OMB to cut two transparency programs, suspend others

Move comes after the e-gov transparency fund was slashed 75 percent in April negotiations to avert a government shutdown.

Two transparency initiatives and numerous improvements to open government programs will be scrapped as a result of a 75 percent funding cut lawmakers agreed to in April to avert a federal shutdown, officials said Tuesday.

Federal Chief Information Officer Vivek Kundra's office will cancel Fedspace, a collaborative site where government officials could network and share thoughts, concerns and best practices related to technology projects, according to a letter Kundra sent Tuesday to Sen. Tom Carper, D-Del., chairman of the subcommittee on Federal Financial Management.

Kundra's office will also stop work on a planned citizen-services dashboard, which would have gathered and posted their feedback on federal websites and other Web-based services, the letter said. The letter was in response to correspondence Carper sent Kundra in April seeking details about the likely cuts.

The government's most visible and popular transparency initiatives will stay in operation, such as USAspending.gov, which tracks government spending on contracts, and the IT Dashboard, which details spending on information technology projects. But planned improvements will be put on hold, according to Kundra's letter.

"For example, we have postponed plans for IT Dashboard enhancements that would have allowed better integration with agency systems for investment monitoring," he said. "Limited funding will increase delays in getting new data sets posted to Data.gov, [a repository for government data sets] and will limit our ability to stand up new communities of interest on that platform."
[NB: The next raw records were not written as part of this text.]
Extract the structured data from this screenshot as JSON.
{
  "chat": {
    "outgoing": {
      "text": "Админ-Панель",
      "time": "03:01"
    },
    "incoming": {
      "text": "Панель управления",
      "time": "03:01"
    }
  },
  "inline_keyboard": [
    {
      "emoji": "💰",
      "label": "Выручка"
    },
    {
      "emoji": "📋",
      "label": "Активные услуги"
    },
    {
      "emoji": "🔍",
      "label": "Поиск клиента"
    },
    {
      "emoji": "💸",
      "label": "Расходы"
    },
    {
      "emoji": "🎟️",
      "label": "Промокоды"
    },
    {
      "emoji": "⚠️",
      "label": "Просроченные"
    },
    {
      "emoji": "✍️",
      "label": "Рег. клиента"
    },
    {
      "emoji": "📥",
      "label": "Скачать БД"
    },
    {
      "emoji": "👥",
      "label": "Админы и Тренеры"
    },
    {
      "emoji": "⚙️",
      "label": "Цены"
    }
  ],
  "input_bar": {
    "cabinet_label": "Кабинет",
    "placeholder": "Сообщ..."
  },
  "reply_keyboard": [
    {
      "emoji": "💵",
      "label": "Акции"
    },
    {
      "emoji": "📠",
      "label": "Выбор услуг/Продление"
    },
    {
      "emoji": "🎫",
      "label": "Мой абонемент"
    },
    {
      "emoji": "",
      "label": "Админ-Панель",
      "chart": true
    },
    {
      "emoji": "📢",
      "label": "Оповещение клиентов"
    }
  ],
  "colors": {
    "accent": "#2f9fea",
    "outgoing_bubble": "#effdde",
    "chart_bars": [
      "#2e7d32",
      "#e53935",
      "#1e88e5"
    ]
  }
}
Funding for the electronic-government transparency initiatives was cut from $35 million to $8 million in the 11th hour deal struck between House Republicans and the Obama administration to keep the government running through the remainder of the 2011 fiscal year. Open government advocates, including Carper and Rep. Darrell Issa, R-Calif., chairman of the House Committee on Government Oversight and Reform, have criticized the cuts but, so far, been unable to reverse them.

Carper struck an even-keeled note in a statement Tuesday, praising Kundra's "prudent decision to keep as many of the e-gov fund websites operational as possible" and suggesting some of the sites could be combined to save costs without cutting services.

"At a time when government needs to look in every nook and cranny to cut spending and find savings, we can't afford to end a powerful tool like the e-gov fund," Carper said.

A spokesman for Issa said the congressman had not received or seen a full copy of the letter.

Kundra said in his letter to Carper that he was hopeful the e-gov fund would be ramped back up to his $34 million request in the 2012 fiscal budget being debated now.

Gavin Baker, an analyst at the open government advocacy organization OMB Watch, echoed that hope Tuesday, but told Nextgov the prospects don't look good.

The House hasn't reached a 2012 budget figure for the e-gov fund line item yet, but it has plans to cut the Financial Services and General Government Appropriations Subcommittee's budget allocation, from which the fund is drawn, by about 9.5 percent from its 2011 figure.

That means e-gov will likely have to compete with several new initiatives launched by the 2010 Dodd-Frank Wall Street Reform and Consumer Protection Act, also included in that budget, just to reach its 2011 figure, Baker said.

The Senate hasn't released its top-line budget numbers yet.

Baker said he's relieved the 2011funding cuts didn't force the closure of USAspending.gov and other major transparency sites, but he is concerned the government appears to be reversing course on transparency only a few years after it made major strides.

The e-gov fund, which was created by the 2002 E-Government Act, was slated to receive $45 million in 2003 and ramp up to $150 million by 2006. Instead, it never received more than a few million dollars annually until the Obama administration.

"We feel it's a mistake to step back at this time, when we've just turned the corner and started to catch up with technology," Baker said.

This story was clarified to reflect the fact that Rep. Issa had not seen a copy of the federal CIO's letter when asked for a comment.